Usher and Windsor flew to the crash site from the Anacostia Naval Annex in their seven-seat Bell Jet Ranger helicopter, designated Eagle One by the Park Police. They arrived at the scene within six minutes and could see six people waving, screaming and struggling to stay afloat on the broken fuselage of the 737 Air Florida jetliner. After dropping floating balls and life vests, Usher lowered the craft so that Windsor could reach the survivors with a 30-foot rope.
"At first they didn't understand what to do with the rope," Windsor, the paramedic, said. "I guess they were in shock. They just wanted to hold on to it."
Windsor gestured for nearly a minute, he said, before the bald man helped a woman slide the rope around her body. The helicopter then rose and, with the woman dangling below, carried her to the river bank where ambulances were waiting.
The copter went back and this time the bald man helped three other survivors into the rope loop. The helicopter could not ascend with that big a load, Windsor said, so Usher flew forward, slowly dragging them across the cracked ice to the river bank. One of the three lost her grip but was rescued by aman who dove into the water.

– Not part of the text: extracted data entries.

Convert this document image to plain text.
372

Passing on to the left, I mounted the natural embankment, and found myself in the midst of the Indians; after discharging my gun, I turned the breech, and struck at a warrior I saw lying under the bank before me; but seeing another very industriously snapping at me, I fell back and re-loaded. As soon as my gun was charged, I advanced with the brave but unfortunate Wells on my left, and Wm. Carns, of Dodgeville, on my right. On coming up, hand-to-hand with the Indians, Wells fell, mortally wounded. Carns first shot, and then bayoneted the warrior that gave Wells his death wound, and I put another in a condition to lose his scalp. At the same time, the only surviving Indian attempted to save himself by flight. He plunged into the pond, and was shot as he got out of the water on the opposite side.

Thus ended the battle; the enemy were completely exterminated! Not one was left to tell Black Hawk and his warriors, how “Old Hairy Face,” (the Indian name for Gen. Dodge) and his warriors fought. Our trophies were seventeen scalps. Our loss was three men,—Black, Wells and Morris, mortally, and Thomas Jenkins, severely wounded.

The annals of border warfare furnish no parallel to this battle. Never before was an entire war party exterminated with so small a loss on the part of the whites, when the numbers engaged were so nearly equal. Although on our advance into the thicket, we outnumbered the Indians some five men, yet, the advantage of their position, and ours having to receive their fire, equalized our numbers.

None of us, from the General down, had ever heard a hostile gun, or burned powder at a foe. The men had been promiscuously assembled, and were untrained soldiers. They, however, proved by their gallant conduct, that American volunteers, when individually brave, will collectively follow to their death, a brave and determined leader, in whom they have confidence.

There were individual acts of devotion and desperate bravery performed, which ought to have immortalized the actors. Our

When the helicopter went back the bald man was still afloat and he pointed to a woman swimming away from the wreckage. That woman tried to hold onto the rope as the helicopter flew toward shore, dragging her, Windsor said, but couldn't. Usher dipped the helicopter's landing skids into the water and Windsor pulled the woman onto the skids where she rode to shore.
Then the helicopter returned to the river. "We looked in the water, in the wreck, everywhere," said Windsor, "but he was gone. You can't stay in that cold water for too long. Whoever he was the people who were saved owe their lives to him."